In an 11th-hour push, the Payments Association wrote to City Minister Tulip Siddiq calling for the maximum reimbursement for victims of authorized-push-payment fraud to be cut to £30,000 ($39,000) — a “more appropriate” amount that would still cover 95% of fraud cases, the group said.
That request comes even after the Payment Systems Regulator announced on Wednesday that it’s planning to lower the cap to £85,000 from £415,000 following months of lobbying from the payments industry and feedback from government officials. Under that cap, more than 99% of claims by volume would be covered, the regulator said. Authorized-push-payment fraud, where victims are tricked into sending money to criminals, led to £460 million in losses last year, according to research by trade group UK Finance.
Talks continued Thursday as City of London finance leaders including Bank of England Deputy Governor Sara Breeden, Revolut Ltd. UK head Francesca Carlesi and Financial Conduct Authority Chief Executive Nikhil Rathi met over breakfast at Mansion House with Lord Mayor Michael Mainelli to discuss the payments industry’s role in UK economic growth.
“All available resource should be harnessed to pursue fraudsters, support victims and prevent people becoming victims in the first place,” Mainelli said in an emailed statement.
Now, City firms are stepping up their calls for big tech to share the liability of fraud losses, with multiple banks saying that more than 60% of reported UK scams originate from sites such as Instagram.
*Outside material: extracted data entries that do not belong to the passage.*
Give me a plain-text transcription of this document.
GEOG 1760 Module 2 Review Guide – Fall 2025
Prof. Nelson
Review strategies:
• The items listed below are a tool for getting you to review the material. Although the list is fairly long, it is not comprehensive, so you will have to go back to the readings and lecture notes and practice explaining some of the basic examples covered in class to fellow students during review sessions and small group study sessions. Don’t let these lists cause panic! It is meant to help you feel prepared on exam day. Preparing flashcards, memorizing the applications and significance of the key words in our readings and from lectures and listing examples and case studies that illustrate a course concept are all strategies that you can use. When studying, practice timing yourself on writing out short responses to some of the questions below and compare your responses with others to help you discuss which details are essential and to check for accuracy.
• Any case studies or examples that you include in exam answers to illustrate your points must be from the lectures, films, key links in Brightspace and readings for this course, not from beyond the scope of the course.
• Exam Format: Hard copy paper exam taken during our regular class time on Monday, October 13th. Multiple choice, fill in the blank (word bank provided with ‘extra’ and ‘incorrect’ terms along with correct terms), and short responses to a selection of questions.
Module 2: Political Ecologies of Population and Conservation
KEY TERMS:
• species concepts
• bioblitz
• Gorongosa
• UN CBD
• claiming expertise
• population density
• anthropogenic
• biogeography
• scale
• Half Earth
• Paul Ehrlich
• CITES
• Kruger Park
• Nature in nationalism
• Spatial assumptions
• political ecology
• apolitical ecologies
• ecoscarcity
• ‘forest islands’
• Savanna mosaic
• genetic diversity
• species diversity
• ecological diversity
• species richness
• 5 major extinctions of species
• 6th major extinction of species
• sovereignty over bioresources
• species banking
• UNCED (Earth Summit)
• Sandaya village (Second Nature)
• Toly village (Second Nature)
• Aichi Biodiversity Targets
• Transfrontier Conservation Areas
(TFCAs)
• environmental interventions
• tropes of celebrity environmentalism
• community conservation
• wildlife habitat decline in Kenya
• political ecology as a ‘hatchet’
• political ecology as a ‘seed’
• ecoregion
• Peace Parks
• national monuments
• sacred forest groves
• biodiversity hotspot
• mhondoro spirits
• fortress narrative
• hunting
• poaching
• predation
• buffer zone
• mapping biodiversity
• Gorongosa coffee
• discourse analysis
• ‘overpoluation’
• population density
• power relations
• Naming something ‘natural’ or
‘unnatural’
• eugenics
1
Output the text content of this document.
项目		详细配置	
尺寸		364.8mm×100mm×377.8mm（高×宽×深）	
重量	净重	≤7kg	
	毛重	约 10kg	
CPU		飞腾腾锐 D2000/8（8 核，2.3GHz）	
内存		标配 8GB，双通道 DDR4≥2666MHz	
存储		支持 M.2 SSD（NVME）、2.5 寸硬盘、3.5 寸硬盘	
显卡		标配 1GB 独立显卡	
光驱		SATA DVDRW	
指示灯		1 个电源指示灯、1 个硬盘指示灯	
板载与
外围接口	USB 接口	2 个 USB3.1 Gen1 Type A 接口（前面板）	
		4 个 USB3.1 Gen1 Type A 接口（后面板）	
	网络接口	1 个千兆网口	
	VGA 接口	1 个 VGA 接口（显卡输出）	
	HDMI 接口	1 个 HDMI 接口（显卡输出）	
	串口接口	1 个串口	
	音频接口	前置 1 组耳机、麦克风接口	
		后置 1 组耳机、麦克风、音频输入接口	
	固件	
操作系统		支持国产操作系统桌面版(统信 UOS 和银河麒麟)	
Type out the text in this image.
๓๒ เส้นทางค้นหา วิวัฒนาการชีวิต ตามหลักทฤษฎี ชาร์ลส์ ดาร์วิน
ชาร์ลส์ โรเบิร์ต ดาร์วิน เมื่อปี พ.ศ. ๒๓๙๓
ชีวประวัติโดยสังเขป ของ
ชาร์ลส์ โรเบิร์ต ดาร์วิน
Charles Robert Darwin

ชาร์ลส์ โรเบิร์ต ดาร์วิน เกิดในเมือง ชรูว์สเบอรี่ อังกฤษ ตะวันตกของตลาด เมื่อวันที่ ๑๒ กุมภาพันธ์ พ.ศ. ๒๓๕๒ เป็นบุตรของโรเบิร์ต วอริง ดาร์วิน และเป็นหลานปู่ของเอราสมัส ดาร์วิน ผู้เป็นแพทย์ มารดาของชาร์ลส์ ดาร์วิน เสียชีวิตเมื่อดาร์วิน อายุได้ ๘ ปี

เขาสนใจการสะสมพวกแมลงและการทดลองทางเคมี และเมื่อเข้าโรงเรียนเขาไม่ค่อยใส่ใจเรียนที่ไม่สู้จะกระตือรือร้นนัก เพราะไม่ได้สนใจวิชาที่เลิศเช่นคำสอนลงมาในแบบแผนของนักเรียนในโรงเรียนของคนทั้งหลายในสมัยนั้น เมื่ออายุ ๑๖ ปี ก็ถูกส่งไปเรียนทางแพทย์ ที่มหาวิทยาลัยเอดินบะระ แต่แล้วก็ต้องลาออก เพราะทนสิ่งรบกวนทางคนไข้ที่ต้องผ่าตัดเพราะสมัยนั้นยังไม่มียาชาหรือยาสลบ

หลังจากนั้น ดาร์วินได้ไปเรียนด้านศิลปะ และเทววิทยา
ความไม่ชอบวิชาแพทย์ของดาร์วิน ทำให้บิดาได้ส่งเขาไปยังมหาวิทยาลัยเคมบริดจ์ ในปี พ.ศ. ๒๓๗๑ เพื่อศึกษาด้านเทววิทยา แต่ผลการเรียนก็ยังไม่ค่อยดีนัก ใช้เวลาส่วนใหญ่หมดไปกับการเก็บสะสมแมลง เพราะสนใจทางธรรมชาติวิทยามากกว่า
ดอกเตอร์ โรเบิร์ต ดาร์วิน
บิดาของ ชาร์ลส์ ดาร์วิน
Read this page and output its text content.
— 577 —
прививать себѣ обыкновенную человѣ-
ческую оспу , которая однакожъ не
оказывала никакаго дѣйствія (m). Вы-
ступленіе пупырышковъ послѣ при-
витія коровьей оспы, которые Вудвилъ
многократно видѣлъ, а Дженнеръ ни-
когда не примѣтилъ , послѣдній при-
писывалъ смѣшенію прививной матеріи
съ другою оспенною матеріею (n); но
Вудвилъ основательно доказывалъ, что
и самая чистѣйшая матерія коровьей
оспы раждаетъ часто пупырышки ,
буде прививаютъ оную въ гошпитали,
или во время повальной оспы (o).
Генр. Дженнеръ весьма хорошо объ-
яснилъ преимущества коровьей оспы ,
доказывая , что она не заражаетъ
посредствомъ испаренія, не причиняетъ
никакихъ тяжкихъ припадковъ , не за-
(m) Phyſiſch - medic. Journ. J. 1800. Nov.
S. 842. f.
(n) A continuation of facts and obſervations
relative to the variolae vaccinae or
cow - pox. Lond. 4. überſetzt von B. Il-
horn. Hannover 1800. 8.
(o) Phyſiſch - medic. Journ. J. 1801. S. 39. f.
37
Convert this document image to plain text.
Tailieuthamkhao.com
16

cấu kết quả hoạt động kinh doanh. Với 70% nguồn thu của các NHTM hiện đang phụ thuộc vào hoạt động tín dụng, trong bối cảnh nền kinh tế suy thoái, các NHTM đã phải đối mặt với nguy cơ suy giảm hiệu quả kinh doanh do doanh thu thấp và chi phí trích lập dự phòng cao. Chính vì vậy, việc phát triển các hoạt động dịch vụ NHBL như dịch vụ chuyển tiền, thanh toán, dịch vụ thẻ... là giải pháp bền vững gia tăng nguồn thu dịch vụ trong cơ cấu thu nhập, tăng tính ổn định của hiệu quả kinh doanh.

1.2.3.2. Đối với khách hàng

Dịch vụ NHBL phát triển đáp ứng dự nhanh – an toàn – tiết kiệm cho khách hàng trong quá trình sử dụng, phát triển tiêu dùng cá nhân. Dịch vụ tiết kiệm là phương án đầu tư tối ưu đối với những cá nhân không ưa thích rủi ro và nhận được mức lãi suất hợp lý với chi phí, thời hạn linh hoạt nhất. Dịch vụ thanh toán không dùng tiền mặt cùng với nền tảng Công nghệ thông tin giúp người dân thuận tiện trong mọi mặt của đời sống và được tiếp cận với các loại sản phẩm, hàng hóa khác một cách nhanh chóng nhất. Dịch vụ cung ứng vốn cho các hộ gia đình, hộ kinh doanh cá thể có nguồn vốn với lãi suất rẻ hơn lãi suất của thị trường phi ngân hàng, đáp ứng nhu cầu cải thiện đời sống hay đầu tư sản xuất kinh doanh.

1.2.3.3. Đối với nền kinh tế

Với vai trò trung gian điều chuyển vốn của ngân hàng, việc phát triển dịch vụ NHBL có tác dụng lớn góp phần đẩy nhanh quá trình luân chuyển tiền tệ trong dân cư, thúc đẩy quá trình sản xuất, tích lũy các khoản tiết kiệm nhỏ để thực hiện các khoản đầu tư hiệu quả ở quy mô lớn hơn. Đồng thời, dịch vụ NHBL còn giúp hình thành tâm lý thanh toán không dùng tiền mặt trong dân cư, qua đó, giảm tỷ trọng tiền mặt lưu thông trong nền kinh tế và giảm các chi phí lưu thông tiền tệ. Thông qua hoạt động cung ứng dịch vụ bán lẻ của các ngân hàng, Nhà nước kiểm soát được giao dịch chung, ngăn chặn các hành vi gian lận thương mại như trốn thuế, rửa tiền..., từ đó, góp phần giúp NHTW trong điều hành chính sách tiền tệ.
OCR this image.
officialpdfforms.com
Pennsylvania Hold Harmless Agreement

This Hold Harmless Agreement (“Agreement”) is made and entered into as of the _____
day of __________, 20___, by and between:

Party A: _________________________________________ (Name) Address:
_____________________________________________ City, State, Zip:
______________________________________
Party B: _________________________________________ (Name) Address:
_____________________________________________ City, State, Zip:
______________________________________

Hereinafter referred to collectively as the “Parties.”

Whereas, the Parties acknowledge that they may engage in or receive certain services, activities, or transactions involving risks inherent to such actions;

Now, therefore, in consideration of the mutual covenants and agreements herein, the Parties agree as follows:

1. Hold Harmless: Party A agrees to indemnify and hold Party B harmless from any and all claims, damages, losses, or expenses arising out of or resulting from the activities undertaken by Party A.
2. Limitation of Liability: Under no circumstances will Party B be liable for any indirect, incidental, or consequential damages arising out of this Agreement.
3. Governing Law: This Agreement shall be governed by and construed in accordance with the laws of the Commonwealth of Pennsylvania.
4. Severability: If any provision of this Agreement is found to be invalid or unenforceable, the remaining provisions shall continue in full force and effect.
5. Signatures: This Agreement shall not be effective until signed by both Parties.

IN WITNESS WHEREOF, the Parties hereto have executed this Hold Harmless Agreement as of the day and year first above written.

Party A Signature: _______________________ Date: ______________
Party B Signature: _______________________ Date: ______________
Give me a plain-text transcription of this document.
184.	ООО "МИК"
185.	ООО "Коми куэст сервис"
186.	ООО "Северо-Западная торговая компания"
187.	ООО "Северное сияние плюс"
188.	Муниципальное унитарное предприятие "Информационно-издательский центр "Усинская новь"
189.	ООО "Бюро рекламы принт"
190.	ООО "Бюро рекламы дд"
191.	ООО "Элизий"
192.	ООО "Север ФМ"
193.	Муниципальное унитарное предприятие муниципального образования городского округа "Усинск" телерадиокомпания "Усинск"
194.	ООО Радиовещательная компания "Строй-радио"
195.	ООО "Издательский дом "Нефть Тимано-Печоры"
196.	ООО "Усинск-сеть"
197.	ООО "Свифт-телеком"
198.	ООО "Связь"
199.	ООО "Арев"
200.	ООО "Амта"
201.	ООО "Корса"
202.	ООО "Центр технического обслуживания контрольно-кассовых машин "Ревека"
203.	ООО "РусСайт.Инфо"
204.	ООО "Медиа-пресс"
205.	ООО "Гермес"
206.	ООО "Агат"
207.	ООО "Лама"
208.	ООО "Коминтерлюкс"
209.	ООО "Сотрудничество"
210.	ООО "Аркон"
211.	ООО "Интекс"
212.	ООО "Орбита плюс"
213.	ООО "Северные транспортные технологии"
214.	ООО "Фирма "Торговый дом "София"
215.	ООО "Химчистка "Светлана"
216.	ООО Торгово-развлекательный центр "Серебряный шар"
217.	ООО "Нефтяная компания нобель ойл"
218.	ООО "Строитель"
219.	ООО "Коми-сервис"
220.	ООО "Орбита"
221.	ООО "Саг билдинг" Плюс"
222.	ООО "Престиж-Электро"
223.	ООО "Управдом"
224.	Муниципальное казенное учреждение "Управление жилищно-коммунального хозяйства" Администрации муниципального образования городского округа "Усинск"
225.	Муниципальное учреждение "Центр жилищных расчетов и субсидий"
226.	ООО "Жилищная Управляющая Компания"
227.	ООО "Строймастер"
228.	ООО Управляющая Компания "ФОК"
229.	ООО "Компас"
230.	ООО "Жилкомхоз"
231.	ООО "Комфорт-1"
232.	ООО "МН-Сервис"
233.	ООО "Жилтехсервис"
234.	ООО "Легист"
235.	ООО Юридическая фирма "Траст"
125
“Social media and tech companies remain operating without the same immediate and punitive financial incentives to control fraud,” Philip House, chief governance and legal officer at ClearBank Ltd., said in an emailed statement. “The ‘polluter pays’ principle seems most fair here and would ensure that such firms have the same incentives to prevent fraud.”
Under current rules, firms such as Instagram parent Meta Platforms Inc. are outside the Payment Systems Regulator’s remit.
The Labour Party, which took over the UK’s government in July, has set out plans to include big tech in the battle against authorized-push-payment fraud. In a document seen by Bloomberg News, Labour laid out six principles for reform, including that “big tech companies who provide the platforms on which this fraud takes place must take their proper share of their responsibility for tackling APP fraud and reimbursing victims.”
Hundreds of financial firms are struggling to comply with the new regime, Bloomberg News has reported. Now, with a month to go before new rules go into effect on Oct. 7, less than 500 firms have been on-boarded onto the Pay.UK system — the organization that’s setting up the communication infrastructure for the settlement of reimbursements — which means about two-thirds of payments firms aren’t yet part of it, according to people with knowledge of the situation.
Still, the firms that have joined represent 95% of fraud volume, one of the people said.
A two-week consultation to receive additional responses from banks and payments firms about the new rules will run through Sept. 18, the Payment Systems Regulator said, and it will announce its final plan by the end of the month.
(Updates with lord mayor’s comment in fifth paragraph. A previous version of this story corrected day of breakfast meeting in fourth paragraph.)